Simon Schweighofer and David Garcia will present their findings at the “Emotion and culture” session of the ISRE 2019 Conference, which takes place from July 11 to 13, 2019, in Amsterdam.
Abstract
Text-based sentiment detection methods presuppose that emotional expressions are distributed uniformly within a text. We tested this assumption by analyzing more than 17 Million public online messages from five social media in English, German, and Chinese. We applied established sentiment lexica, including the English, German, and Chinese versions of the Linguistic Inquiry and Word Count dictionaries, and Affective Norms lexica of word valence and arousal in English and German.

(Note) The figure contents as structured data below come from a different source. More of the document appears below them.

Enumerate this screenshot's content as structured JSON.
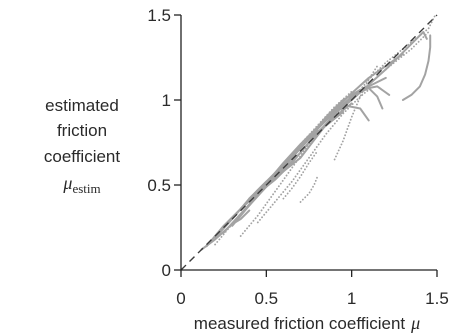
{
  "chart_data": {
    "type": "line",
    "title": "",
    "xlabel": "measured friction coefficient",
    "xlabel_symbol": "μ",
    "ylabel_lines": [
      "estimated",
      "friction",
      "coefficient"
    ],
    "ylabel_symbol": "μ",
    "ylabel_subscript": "estim",
    "xlim": [
      0,
      1.5
    ],
    "ylim": [
      0,
      1.5
    ],
    "x_ticks": [
      {
        "value": 0,
        "label": "0"
      },
      {
        "value": 0.5,
        "label": "0.5"
      },
      {
        "value": 1,
        "label": "1"
      },
      {
        "value": 1.5,
        "label": "1.5"
      }
    ],
    "y_ticks": [
      {
        "value": 0,
        "label": "0"
      },
      {
        "value": 0.5,
        "label": "0.5"
      },
      {
        "value": 1,
        "label": "1"
      },
      {
        "value": 1.5,
        "label": "1.5"
      }
    ],
    "grid": false,
    "colors": {
      "trace": "#a3a3a3",
      "reference": "#3c3c3c",
      "axis": "#222222"
    },
    "reference_line": {
      "x": [
        0,
        1.5
      ],
      "y": [
        0,
        1.5
      ],
      "style": "dashed"
    },
    "series": [
      {
        "style": "solid",
        "x": [
          0.12,
          0.2,
          0.3,
          0.4,
          0.5,
          0.6,
          0.7,
          0.8,
          0.9,
          1.0,
          1.1,
          1.2,
          1.3
        ],
        "y": [
          0.12,
          0.18,
          0.27,
          0.38,
          0.5,
          0.61,
          0.72,
          0.83,
          0.94,
          1.04,
          1.13,
          1.2,
          1.27
        ]
      },
      {
        "style": "solid",
        "x": [
          0.15,
          0.25,
          0.35,
          0.45,
          0.55,
          0.65,
          0.75,
          0.85,
          0.95,
          1.05
        ],
        "y": [
          0.14,
          0.26,
          0.36,
          0.45,
          0.53,
          0.63,
          0.75,
          0.86,
          0.97,
          1.06
        ]
      },
      {
        "style": "solid",
        "x": [
          0.2,
          0.3,
          0.4,
          0.5,
          0.6,
          0.7,
          0.8,
          0.9,
          1.0,
          1.1,
          1.2
        ],
        "y": [
          0.19,
          0.3,
          0.42,
          0.52,
          0.58,
          0.66,
          0.79,
          0.92,
          1.02,
          1.08,
          1.13
        ]
      },
      {
        "style": "solid",
        "x": [
          0.25,
          0.35,
          0.45,
          0.55,
          0.65,
          0.75,
          0.85,
          0.95
        ],
        "y": [
          0.22,
          0.33,
          0.44,
          0.54,
          0.66,
          0.77,
          0.85,
          0.93
        ]
      },
      {
        "style": "solid",
        "x": [
          0.3,
          0.4,
          0.5,
          0.6,
          0.7,
          0.8,
          0.9,
          1.0
        ],
        "y": [
          0.26,
          0.38,
          0.49,
          0.59,
          0.69,
          0.81,
          0.9,
          0.98
        ]
      },
      {
        "style": "solid",
        "x": [
          0.35,
          0.45,
          0.55,
          0.65,
          0.75,
          0.85,
          0.95,
          1.05,
          1.1
        ],
        "y": [
          0.36,
          0.47,
          0.57,
          0.67,
          0.78,
          0.88,
          0.97,
          0.95,
          0.88
        ]
      },
      {
        "style": "solid",
        "x": [
          0.4,
          0.5,
          0.6,
          0.7,
          0.8,
          0.9
        ],
        "y": [
          0.42,
          0.51,
          0.63,
          0.74,
          0.84,
          0.95
        ]
      },
      {
        "style": "solid",
        "x": [
          0.45,
          0.55,
          0.6,
          0.7,
          0.8
        ],
        "y": [
          0.45,
          0.55,
          0.62,
          0.72,
          0.82
        ]
      },
      {
        "style": "solid",
        "x": [
          0.55,
          0.65,
          0.75,
          0.85,
          0.95,
          1.05,
          1.15,
          1.22
        ],
        "y": [
          0.55,
          0.66,
          0.78,
          0.9,
          1.0,
          1.06,
          1.08,
          1.03
        ]
      },
      {
        "style": "solid",
        "x": [
          0.7,
          0.8,
          0.9,
          1.0,
          1.1,
          1.15,
          1.18
        ],
        "y": [
          0.73,
          0.83,
          0.93,
          1.02,
          1.07,
          1.02,
          0.95
        ]
      },
      {
        "style": "solid",
        "x": [
          0.9,
          1.0,
          1.1,
          1.2,
          1.3,
          1.38,
          1.42,
          1.44
        ],
        "y": [
          0.92,
          1.0,
          1.09,
          1.18,
          1.28,
          1.36,
          1.4,
          1.36
        ]
      },
      {
        "style": "solid",
        "x": [
          1.3,
          1.35,
          1.4,
          1.43,
          1.45,
          1.46,
          1.46
        ],
        "y": [
          1.0,
          1.03,
          1.08,
          1.15,
          1.23,
          1.31,
          1.38
        ]
      },
      {
        "style": "solid",
        "x": [
          0.3,
          0.35,
          0.4
        ],
        "y": [
          0.27,
          0.3,
          0.35
        ]
      },
      {
        "style": "dotted",
        "x": [
          0.35,
          0.45,
          0.55,
          0.65,
          0.75,
          0.85,
          0.95
        ],
        "y": [
          0.2,
          0.32,
          0.46,
          0.6,
          0.74,
          0.86,
          0.95
        ]
      },
      {
        "style": "dotted",
        "x": [
          0.45,
          0.55,
          0.65,
          0.75,
          0.85,
          0.95,
          1.05,
          1.1
        ],
        "y": [
          0.28,
          0.4,
          0.52,
          0.66,
          0.8,
          0.92,
          1.02,
          1.06
        ]
      },
      {
        "style": "dotted",
        "x": [
          0.6,
          0.65,
          0.7,
          0.75,
          0.8
        ],
        "y": [
          0.42,
          0.48,
          0.55,
          0.63,
          0.7
        ]
      },
      {
        "style": "dotted",
        "x": [
          0.9,
          0.95,
          1.0,
          1.05,
          1.1,
          1.15
        ],
        "y": [
          0.65,
          0.76,
          0.9,
          1.02,
          1.12,
          1.2
        ]
      },
      {
        "style": "dotted",
        "x": [
          1.0,
          1.1,
          1.2,
          1.3,
          1.4,
          1.45,
          1.49
        ],
        "y": [
          1.0,
          1.12,
          1.22,
          1.3,
          1.38,
          1.42,
          1.5
        ]
      },
      {
        "style": "dotted",
        "x": [
          0.7,
          0.75,
          0.78,
          0.8
        ],
        "y": [
          0.4,
          0.45,
          0.5,
          0.55
        ]
      },
      {
        "style": "dotted",
        "x": [
          0.2,
          0.3,
          0.4,
          0.5,
          0.6,
          0.7,
          0.8,
          0.9,
          1.0
        ],
        "y": [
          0.15,
          0.27,
          0.38,
          0.5,
          0.62,
          0.74,
          0.85,
          0.96,
          1.05
        ]
      },
      {
        "style": "dotted",
        "x": [
          1.2,
          1.25,
          1.3,
          1.35,
          1.4,
          1.45
        ],
        "y": [
          1.18,
          1.22,
          1.26,
          1.3,
          1.35,
          1.4
        ]
      }
    ]
  }
}
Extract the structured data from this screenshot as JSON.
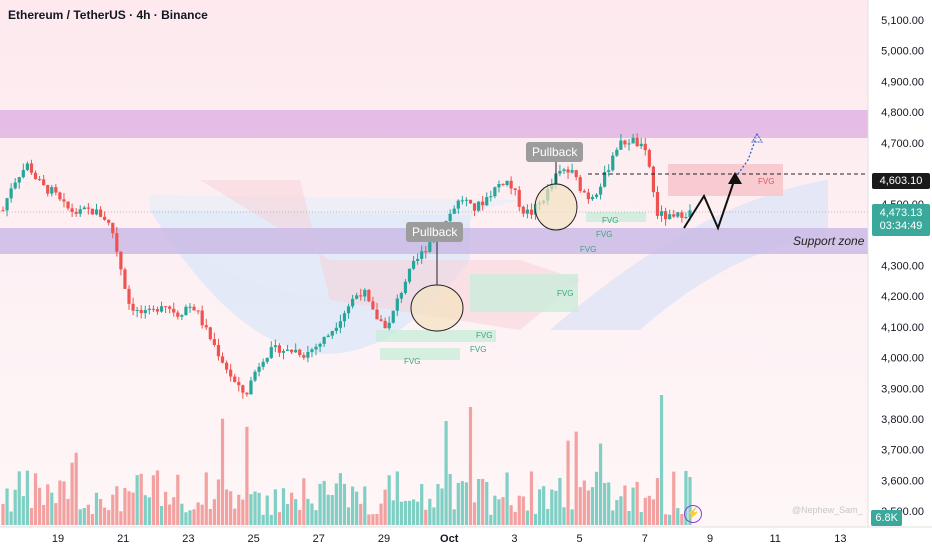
{
  "header": {
    "title": "Ethereum / TetherUS · 4h · Binance"
  },
  "price_axis": {
    "ticks": [
      "5,100.00",
      "5,000.00",
      "4,900.00",
      "4,800.00",
      "4,700.00",
      "4,500.00",
      "4,300.00",
      "4,200.00",
      "4,100.00",
      "4,000.00",
      "3,900.00",
      "3,800.00",
      "3,700.00",
      "3,600.00",
      "3,500.00"
    ],
    "current_price_label": "4,603.10",
    "last_price_label": "4,473.13",
    "countdown": "03:34:49",
    "volume_label": "6.8K"
  },
  "time_axis": {
    "ticks": [
      "19",
      "21",
      "23",
      "25",
      "27",
      "29",
      "Oct",
      "3",
      "5",
      "7",
      "9",
      "11",
      "13"
    ]
  },
  "annotations": {
    "pullback_1": "Pullback",
    "pullback_2": "Pullback",
    "support_zone": "Support zone",
    "fvg_label": "FVG",
    "watermark": "@Nephew_Sam_"
  },
  "chart_data": {
    "type": "candlestick",
    "title": "Ethereum / TetherUS · 4h · Binance",
    "ylim": [
      3500,
      5150
    ],
    "price_ticks": [
      5100,
      5000,
      4900,
      4800,
      4700,
      4500,
      4300,
      4200,
      4100,
      4000,
      3900,
      3800,
      3700,
      3600,
      3500
    ],
    "x_ticks": [
      "19",
      "21",
      "23",
      "25",
      "27",
      "29",
      "Oct",
      "3",
      "5",
      "7",
      "9",
      "11",
      "13"
    ],
    "current_line_price": 4603.1,
    "last_price": 4473.13,
    "zones": {
      "resistance": [
        4720,
        4810
      ],
      "support": [
        4360,
        4440
      ]
    },
    "close_path": [
      4480,
      4560,
      4600,
      4630,
      4580,
      4550,
      4540,
      4500,
      4480,
      4470,
      4480,
      4475,
      4460,
      4420,
      4300,
      4180,
      4150,
      4140,
      4150,
      4180,
      4160,
      4140,
      4170,
      4160,
      4100,
      4050,
      4000,
      3950,
      3900,
      3880,
      3950,
      4000,
      4020,
      4030,
      4020,
      4025,
      4010,
      4030,
      4050,
      4080,
      4120,
      4160,
      4200,
      4220,
      4150,
      4120,
      4100,
      4180,
      4250,
      4300,
      4340,
      4380,
      4400,
      4450,
      4500,
      4520,
      4480,
      4500,
      4530,
      4560,
      4580,
      4540,
      4480,
      4470,
      4500,
      4540,
      4590,
      4610,
      4600,
      4550,
      4520,
      4550,
      4600,
      4680,
      4700,
      4710,
      4690,
      4650,
      4470,
      4460,
      4450,
      4470,
      4473
    ]
  }
}
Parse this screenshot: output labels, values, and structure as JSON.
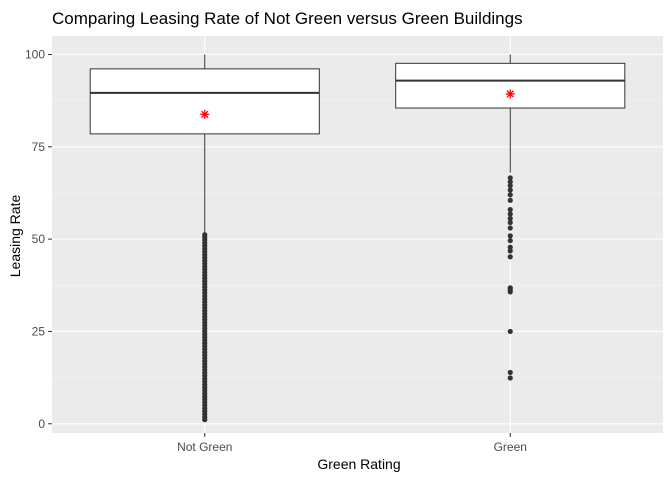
{
  "chart_data": {
    "type": "boxplot",
    "title": "Comparing Leasing Rate of Not Green versus Green Buildings",
    "xlabel": "Green Rating",
    "ylabel": "Leasing Rate",
    "categories": [
      "Not Green",
      "Green"
    ],
    "ylim": [
      -2.5,
      105
    ],
    "yticks": [
      0,
      25,
      50,
      75,
      100
    ],
    "ytick_labels": [
      "0",
      "25",
      "50",
      "75",
      "100"
    ],
    "grid": true,
    "series": [
      {
        "name": "Not Green",
        "whisker_low": 51.5,
        "q1": 78.5,
        "median": 89.6,
        "q3": 96.1,
        "whisker_high": 100,
        "mean": 83.8,
        "outliers": [
          51.2,
          50.5,
          49.8,
          49,
          48.2,
          47.4,
          46.6,
          45.8,
          45,
          44.2,
          43.4,
          42.6,
          41.8,
          41,
          40.2,
          39.4,
          38.6,
          37.8,
          37,
          36.2,
          35.4,
          34.6,
          33.8,
          33,
          32.2,
          31.4,
          30.6,
          29.8,
          29,
          28.2,
          27.4,
          26.6,
          25.8,
          25,
          24.2,
          23.4,
          22.6,
          21.8,
          21,
          20.2,
          19.4,
          18.6,
          17.8,
          17,
          16.2,
          15.4,
          14.6,
          13.8,
          13,
          12.2,
          11.4,
          10.6,
          9.8,
          9,
          8.2,
          7.4,
          6.6,
          5.8,
          5,
          4.2,
          3.4,
          2.6,
          1.8,
          1.1
        ]
      },
      {
        "name": "Green",
        "whisker_low": 68,
        "q1": 85.5,
        "median": 92.9,
        "q3": 97.6,
        "whisker_high": 100,
        "mean": 89.3,
        "outliers": [
          66.6,
          65.5,
          64.5,
          63.3,
          62,
          60.5,
          58,
          56.8,
          55.6,
          54.5,
          53,
          50.9,
          49.6,
          47.8,
          46.8,
          45.2,
          36.8,
          36.3,
          35.7,
          25,
          13.9,
          12.4
        ]
      }
    ],
    "colors": {
      "panel": "#EBEBEB",
      "grid_major": "#FFFFFF",
      "grid_minor": "#F5F5F5",
      "box_fill": "#FFFFFF",
      "box_stroke": "#333333",
      "point": "#333333",
      "mean_marker": "#FF0000"
    },
    "mean_marker_symbol": "asterisk"
  }
}
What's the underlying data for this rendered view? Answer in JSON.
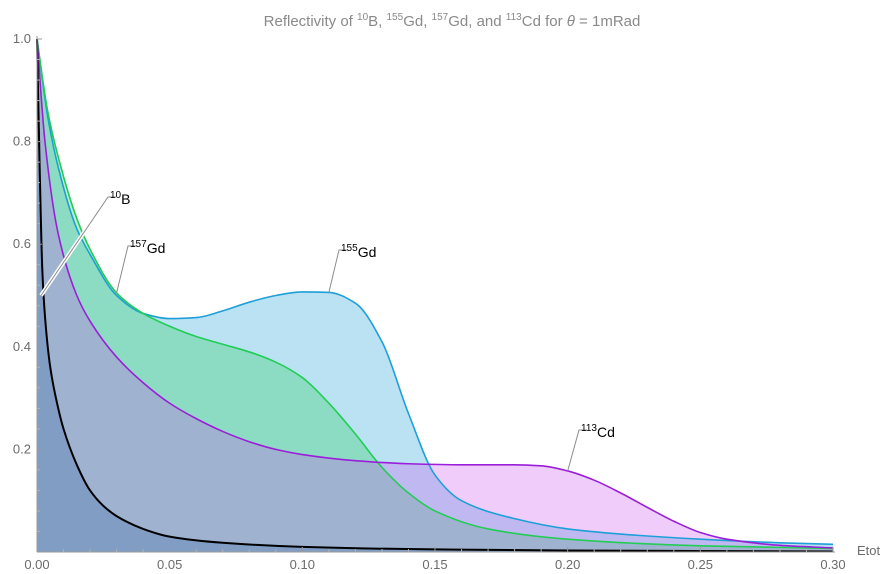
{
  "chart_data": {
    "type": "area",
    "title": {
      "prefix": "Reflectivity of ",
      "b_iso": "10",
      "b_el": "B, ",
      "gd155_iso": "155",
      "gd155_el": "Gd, ",
      "gd157_iso": "157",
      "gd157_el": "Gd, and ",
      "cd_iso": "113",
      "cd_el": "Cd for ",
      "theta": "θ",
      "suffix": " = 1mRad"
    },
    "xlabel": "Etot",
    "ylabel": "",
    "xlim": [
      0,
      0.3
    ],
    "ylim": [
      0,
      1.0
    ],
    "x_ticks": [
      "0.00",
      "0.05",
      "0.10",
      "0.15",
      "0.20",
      "0.25",
      "0.30"
    ],
    "x_tick_values": [
      0,
      0.05,
      0.1,
      0.15,
      0.2,
      0.25,
      0.3
    ],
    "y_ticks": [
      "0.2",
      "0.4",
      "0.6",
      "0.8",
      "1.0"
    ],
    "y_tick_values": [
      0.2,
      0.4,
      0.6,
      0.8,
      1.0
    ],
    "fill_opacity": 0.3,
    "series": [
      {
        "key": "gd155",
        "iso": "155",
        "el": "Gd",
        "color": "#1e9fd7",
        "fill": "#1e9fd7",
        "label_at": [
          0.11,
          0.506
        ],
        "points": [
          [
            0,
            1.0
          ],
          [
            0.004,
            0.85
          ],
          [
            0.008,
            0.75
          ],
          [
            0.015,
            0.63
          ],
          [
            0.02,
            0.58
          ],
          [
            0.03,
            0.5
          ],
          [
            0.04,
            0.465
          ],
          [
            0.05,
            0.455
          ],
          [
            0.06,
            0.457
          ],
          [
            0.07,
            0.47
          ],
          [
            0.08,
            0.487
          ],
          [
            0.09,
            0.5
          ],
          [
            0.1,
            0.507
          ],
          [
            0.11,
            0.506
          ],
          [
            0.12,
            0.485
          ],
          [
            0.13,
            0.41
          ],
          [
            0.14,
            0.27
          ],
          [
            0.15,
            0.15
          ],
          [
            0.16,
            0.1
          ],
          [
            0.18,
            0.065
          ],
          [
            0.2,
            0.045
          ],
          [
            0.22,
            0.035
          ],
          [
            0.25,
            0.025
          ],
          [
            0.28,
            0.018
          ],
          [
            0.3,
            0.015
          ]
        ]
      },
      {
        "key": "gd157",
        "iso": "157",
        "el": "Gd",
        "color": "#22cc55",
        "fill": "#22cc55",
        "label_at": [
          0.03,
          0.505
        ],
        "points": [
          [
            0,
            1.0
          ],
          [
            0.004,
            0.86
          ],
          [
            0.008,
            0.77
          ],
          [
            0.015,
            0.65
          ],
          [
            0.02,
            0.59
          ],
          [
            0.03,
            0.505
          ],
          [
            0.04,
            0.465
          ],
          [
            0.05,
            0.44
          ],
          [
            0.06,
            0.42
          ],
          [
            0.07,
            0.405
          ],
          [
            0.08,
            0.39
          ],
          [
            0.09,
            0.37
          ],
          [
            0.1,
            0.34
          ],
          [
            0.11,
            0.29
          ],
          [
            0.12,
            0.23
          ],
          [
            0.13,
            0.165
          ],
          [
            0.14,
            0.115
          ],
          [
            0.15,
            0.08
          ],
          [
            0.17,
            0.045
          ],
          [
            0.2,
            0.025
          ],
          [
            0.25,
            0.012
          ],
          [
            0.3,
            0.007
          ]
        ]
      },
      {
        "key": "cd113",
        "iso": "113",
        "el": "Cd",
        "color": "#9a1ed8",
        "fill": "#cc55ee",
        "label_at": [
          0.2,
          0.158
        ],
        "points": [
          [
            0,
            1.0
          ],
          [
            0.003,
            0.8
          ],
          [
            0.008,
            0.62
          ],
          [
            0.015,
            0.5
          ],
          [
            0.02,
            0.45
          ],
          [
            0.03,
            0.38
          ],
          [
            0.04,
            0.33
          ],
          [
            0.05,
            0.29
          ],
          [
            0.06,
            0.26
          ],
          [
            0.07,
            0.235
          ],
          [
            0.08,
            0.215
          ],
          [
            0.09,
            0.2
          ],
          [
            0.1,
            0.19
          ],
          [
            0.12,
            0.178
          ],
          [
            0.14,
            0.172
          ],
          [
            0.16,
            0.17
          ],
          [
            0.18,
            0.17
          ],
          [
            0.19,
            0.168
          ],
          [
            0.2,
            0.158
          ],
          [
            0.21,
            0.14
          ],
          [
            0.22,
            0.115
          ],
          [
            0.23,
            0.087
          ],
          [
            0.24,
            0.06
          ],
          [
            0.25,
            0.038
          ],
          [
            0.26,
            0.025
          ],
          [
            0.28,
            0.013
          ],
          [
            0.3,
            0.008
          ]
        ]
      },
      {
        "key": "b10",
        "iso": "10",
        "el": "B",
        "color": "#000000",
        "fill": "#3a6aaa",
        "label_at": [
          0.0015,
          0.5
        ],
        "points": [
          [
            0,
            1.0
          ],
          [
            0.001,
            0.75
          ],
          [
            0.002,
            0.55
          ],
          [
            0.003,
            0.46
          ],
          [
            0.005,
            0.36
          ],
          [
            0.008,
            0.28
          ],
          [
            0.01,
            0.24
          ],
          [
            0.015,
            0.17
          ],
          [
            0.02,
            0.12
          ],
          [
            0.025,
            0.09
          ],
          [
            0.03,
            0.07
          ],
          [
            0.04,
            0.045
          ],
          [
            0.05,
            0.03
          ],
          [
            0.07,
            0.018
          ],
          [
            0.1,
            0.01
          ],
          [
            0.15,
            0.005
          ],
          [
            0.2,
            0.003
          ],
          [
            0.3,
            0.001
          ]
        ]
      }
    ]
  }
}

Our results show clear positional patterns of emotional expression both at the level of sentences and whole messages: First, shorter messages and sentences contain more intense and more frequent emotional terms. Second, emotional terms are clustered at the beginning and at the end of sentences and messages. And third, negative terms are preferentially found at the end of sentences and messages. These patterns are reflected both in frequency and intensity of emotional terms, are stable across multiple languages and corpora, and are observable across several orders of magnitude of message length. This suggests that these patterns might be cultural universals.
We offer an explanation of these patterns in terms of the well-known serial position effect: If we assume that speakers prioritize the transmission of emotions to their audience, it makes sense that they communicate emotions at the beginning and end of messages, in order to take advantage of the greater retention rate in short-term memory. Our results show how the computerized analysis of large-scale datasets can reveal patterns of emotional expression that are stable across contexts and cultures.